Filling the data gap in physical stores
To fill the data gap, managers of physical stores need access to detailed customer data while they shop. The technology now exists for retailers to do exactly this and gain insight into customer behaviour in physical stores, akin to monitoring online customer activity, so that they can build a clear picture of how customers are behaving in each store across their retail estates.
By using people counter sensors linked to Artificial Intelligence-based occupancy monitoring, data is gathered and analysed to determine how physical stores are performing. The data collected in store is just as rich as in the online world, enabling customer behavior to be analysed and the in-store experience improved.
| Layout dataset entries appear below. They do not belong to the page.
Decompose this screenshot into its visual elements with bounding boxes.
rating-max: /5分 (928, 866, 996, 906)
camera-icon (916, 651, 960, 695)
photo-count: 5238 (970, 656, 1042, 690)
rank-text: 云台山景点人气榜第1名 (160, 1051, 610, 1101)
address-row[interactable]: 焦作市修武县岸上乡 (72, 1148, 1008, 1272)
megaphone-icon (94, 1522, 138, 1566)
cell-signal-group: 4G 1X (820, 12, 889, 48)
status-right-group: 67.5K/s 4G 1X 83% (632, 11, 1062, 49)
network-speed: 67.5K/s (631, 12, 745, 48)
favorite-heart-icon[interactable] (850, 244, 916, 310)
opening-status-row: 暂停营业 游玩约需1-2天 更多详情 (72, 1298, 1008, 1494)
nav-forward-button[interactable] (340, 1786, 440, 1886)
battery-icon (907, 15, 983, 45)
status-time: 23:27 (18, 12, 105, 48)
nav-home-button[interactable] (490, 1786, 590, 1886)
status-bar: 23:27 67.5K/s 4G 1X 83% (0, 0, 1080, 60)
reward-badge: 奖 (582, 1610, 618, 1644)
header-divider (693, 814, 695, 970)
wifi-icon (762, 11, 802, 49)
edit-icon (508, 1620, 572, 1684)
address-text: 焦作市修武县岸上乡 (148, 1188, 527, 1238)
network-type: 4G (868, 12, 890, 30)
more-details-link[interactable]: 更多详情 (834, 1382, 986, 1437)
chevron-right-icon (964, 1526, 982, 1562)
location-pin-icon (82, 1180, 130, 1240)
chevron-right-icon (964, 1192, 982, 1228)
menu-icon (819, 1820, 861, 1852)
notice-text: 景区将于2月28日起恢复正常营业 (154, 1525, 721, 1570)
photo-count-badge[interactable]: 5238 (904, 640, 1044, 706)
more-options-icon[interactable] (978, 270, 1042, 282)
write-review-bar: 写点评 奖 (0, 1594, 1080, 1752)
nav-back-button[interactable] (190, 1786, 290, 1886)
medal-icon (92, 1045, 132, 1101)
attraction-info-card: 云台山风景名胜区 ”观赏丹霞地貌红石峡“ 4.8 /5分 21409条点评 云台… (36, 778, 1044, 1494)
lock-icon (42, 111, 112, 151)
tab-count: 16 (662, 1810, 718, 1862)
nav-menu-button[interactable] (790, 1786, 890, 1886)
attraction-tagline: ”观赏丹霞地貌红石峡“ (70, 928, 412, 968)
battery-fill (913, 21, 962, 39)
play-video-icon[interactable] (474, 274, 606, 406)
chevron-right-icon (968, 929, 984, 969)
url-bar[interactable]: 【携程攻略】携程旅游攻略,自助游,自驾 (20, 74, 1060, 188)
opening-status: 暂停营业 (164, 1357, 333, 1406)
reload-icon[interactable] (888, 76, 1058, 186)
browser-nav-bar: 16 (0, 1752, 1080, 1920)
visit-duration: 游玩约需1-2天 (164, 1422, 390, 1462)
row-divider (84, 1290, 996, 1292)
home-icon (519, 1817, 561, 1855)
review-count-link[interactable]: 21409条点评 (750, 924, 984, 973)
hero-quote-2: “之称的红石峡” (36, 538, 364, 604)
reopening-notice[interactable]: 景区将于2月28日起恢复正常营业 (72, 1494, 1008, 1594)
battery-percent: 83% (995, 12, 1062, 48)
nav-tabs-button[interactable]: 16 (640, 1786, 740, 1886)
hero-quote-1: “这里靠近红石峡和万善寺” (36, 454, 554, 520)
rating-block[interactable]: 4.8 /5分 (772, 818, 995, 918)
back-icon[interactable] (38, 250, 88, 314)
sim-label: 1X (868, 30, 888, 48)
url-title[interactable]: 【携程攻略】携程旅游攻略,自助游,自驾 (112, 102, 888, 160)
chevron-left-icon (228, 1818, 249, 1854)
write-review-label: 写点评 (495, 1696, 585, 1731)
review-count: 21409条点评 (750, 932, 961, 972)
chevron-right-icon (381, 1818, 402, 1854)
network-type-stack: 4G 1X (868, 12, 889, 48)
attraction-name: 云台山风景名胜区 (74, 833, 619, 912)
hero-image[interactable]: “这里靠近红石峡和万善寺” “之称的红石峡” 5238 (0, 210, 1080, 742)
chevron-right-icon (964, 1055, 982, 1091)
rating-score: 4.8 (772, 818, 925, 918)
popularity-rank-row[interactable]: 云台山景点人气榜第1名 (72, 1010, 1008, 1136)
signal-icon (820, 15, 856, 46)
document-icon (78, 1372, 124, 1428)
Critically, when analysed across multiple stores, even small amounts of data become powerful in the insight that they provide.
With this technology, the entire in-store customer journey can now be analysed, starting with how many people come into each store, how many people go to each area, how many people make a purchase and, importantly, how this differs between branches.
Such insight enables data-driven operational decisions to be made and revenue streams to be improved, with accurate street-to-store conversion data, comparisons of site performance, accurate staff planning and clear measurement of marketing impact.
Combined with transactions and point of sale data, a more complete picture can be developed with specific metrics to clearly show how each store is performing:
- Comparing passing traffic across stores with the rent they are paying to assess value for money for the location they are investing in.
- The ‘capture rate’, the percentage of passing people that enter the store. Changes in this metric indicate the effectiveness of window displays, local marketing and sales events.
- The ‘conversion rate’, comparing the number of people entering the store with the number of transactions. Comparing over time and locations identifies where sales best practice is driving revenue growth. This best practice can be shared across stores, and the impact measured.
- The impact of changes in store layout and operation can be measured, much as changes to a website can be tested
Shopping as a customer experience
The retail world has changed. As shopping takes place across multiple channels and becomes increasingly digital, physical retailers now have to deliver more of an experience to entice customers.
Physical retail needs to complement online by providing more personalised experiences based on insight and understanding of customer interests. This requires a unified approach, built on a foundation of customer intelligence, gathered both on and offline.
Retailers of all sizes are waking up to the value using data gathered from different channels to enhance the customer experience by making stores as enticing as possible.